Our methods are different from related studies as we classify and place users; rather
than classifying and placing data. Additionally,
the methods we propose take load-balancing and data transfer costs into account,
which is not included in many related studies. We also have a lightweight algorithm
to predict future which is another concept that is missing in related studies, as
they mostly try to predict future reactively by monitoring the system with complex
mechanisms and possibly introducing overhead as a result of this.
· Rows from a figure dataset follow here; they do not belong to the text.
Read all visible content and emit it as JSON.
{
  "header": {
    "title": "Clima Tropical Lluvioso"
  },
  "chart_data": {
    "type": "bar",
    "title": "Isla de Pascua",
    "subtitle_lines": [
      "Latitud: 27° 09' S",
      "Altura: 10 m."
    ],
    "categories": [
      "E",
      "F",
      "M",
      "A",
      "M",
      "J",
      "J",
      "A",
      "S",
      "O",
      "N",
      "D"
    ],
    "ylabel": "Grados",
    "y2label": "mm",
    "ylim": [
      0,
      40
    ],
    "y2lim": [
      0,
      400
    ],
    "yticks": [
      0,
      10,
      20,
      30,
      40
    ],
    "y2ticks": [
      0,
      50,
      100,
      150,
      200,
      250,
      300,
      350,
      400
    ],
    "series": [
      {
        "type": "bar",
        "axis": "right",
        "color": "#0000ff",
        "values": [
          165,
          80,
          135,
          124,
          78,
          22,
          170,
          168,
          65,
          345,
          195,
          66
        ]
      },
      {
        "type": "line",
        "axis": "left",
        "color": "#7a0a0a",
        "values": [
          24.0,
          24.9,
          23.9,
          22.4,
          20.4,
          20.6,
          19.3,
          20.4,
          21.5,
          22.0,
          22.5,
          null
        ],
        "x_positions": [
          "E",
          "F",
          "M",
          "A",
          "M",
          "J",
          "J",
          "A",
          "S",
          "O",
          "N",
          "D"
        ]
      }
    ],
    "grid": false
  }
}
The methods we presented in this work can be implemented in any type of general
storage system; including archival and parallel HPC storage systems. We evaluated
these methods with theoretical and simulation-based evaluations. A more insightful
evaluation of these methods can be conducted on a real cloud storage system. The
proposed methods were tested with up to 64 storage nodes, where 8 storage nodes at
maximum were allocated per user. Additionally, the workloads we used had at most
645 users. In a real implementation these numbers might be different; therefore,
further evaluation in a real storage system with different workloads would be also
helpful in this respect. Moreover, we assumed that the low-energy mode for a
storage node is turning it off completely. We are aware that modern disks support
various operating modes with different power requirements; therefore, it would be
interesting to evaluate our methods with disks supporting multiple operating modes.
Future research directions also include implementing the proposed methods with various
types of user-metadata other than the ones used in this work (system usage patterns,
user identifiers etc.) and to investigate the effectiveness of the proposed methods
in a storage system with mechanisms already preventing incasting.